Born Edward John Wood in Shoreham, Sussex, England, he lived in London until the outbreak of the Second World War. Enforced relocation to rural Worcestershire, which left him with a lifelong love of the countryside, was followed by service in RAF Coastal Command. In 1954 he immigrated to Canada, where he was a policeman in Toronto for three years. In 1957 he joined MacLaren Advertising as a copywriter, eventually becoming a creative director. He now lives in Whitby, Ontario.
While employment in law enforcement and advertising provided food and shelter for his growing family, Wood found time to write and sell short stories to Canadian and American magazines and to write television plays; he also collaborated on the musical comedy Mister Scrooge, which was produced in Toronto and on cbc television. In 1974 he published a collection of Chekhovian short stories, Somebody Else's Summer.

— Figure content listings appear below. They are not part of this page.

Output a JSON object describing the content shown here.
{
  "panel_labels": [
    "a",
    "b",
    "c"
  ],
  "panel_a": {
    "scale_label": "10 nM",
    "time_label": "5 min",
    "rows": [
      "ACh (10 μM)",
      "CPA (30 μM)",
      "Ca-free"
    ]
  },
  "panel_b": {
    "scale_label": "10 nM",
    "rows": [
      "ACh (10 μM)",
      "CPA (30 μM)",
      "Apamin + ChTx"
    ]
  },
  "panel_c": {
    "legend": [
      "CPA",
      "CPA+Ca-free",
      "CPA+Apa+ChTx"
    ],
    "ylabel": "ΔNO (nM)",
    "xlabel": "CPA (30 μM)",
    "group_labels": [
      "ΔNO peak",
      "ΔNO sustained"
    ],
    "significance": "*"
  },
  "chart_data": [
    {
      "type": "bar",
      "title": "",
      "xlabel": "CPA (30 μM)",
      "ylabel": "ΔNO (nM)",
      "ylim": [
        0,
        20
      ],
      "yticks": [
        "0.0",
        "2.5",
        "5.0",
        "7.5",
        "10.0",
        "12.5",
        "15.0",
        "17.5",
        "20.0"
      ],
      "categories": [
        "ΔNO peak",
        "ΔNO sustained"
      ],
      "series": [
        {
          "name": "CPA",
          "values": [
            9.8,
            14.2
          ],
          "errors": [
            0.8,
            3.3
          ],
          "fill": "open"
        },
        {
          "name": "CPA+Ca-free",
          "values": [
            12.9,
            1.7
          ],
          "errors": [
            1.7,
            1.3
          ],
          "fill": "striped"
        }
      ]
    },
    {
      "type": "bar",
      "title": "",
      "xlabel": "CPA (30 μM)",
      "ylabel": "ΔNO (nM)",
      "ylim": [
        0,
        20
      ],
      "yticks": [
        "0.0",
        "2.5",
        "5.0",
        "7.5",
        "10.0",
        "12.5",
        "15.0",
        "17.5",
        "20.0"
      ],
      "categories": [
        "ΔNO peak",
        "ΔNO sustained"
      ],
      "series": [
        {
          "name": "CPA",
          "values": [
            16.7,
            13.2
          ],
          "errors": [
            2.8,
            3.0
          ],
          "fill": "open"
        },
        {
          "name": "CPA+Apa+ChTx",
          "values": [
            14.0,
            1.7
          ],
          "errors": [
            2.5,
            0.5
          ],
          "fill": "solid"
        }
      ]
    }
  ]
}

His Dead in the Water (1984) won the Scribner's Crime Novel Award, and publication in the USA and Canada. The book featured a small-town policeman, Reid Bennett, and his dog Sam—the entire law enforcement needs of Murphy's Harbour, a fictional resort community in the Muskoka region of Ontario. Bennett's and Sam's popularity was enough to extend the series though Murder on Ice (1984) to its current tenth title, A Clean Kill (1995), and to have the books also published in England and in many translations. A second series featuring a peripatetic Toronto-based bodyguard, John Locke, has thus far extended to three titles: Hammerlocke (1986), Lockestep (1987) and Timelocke (1991).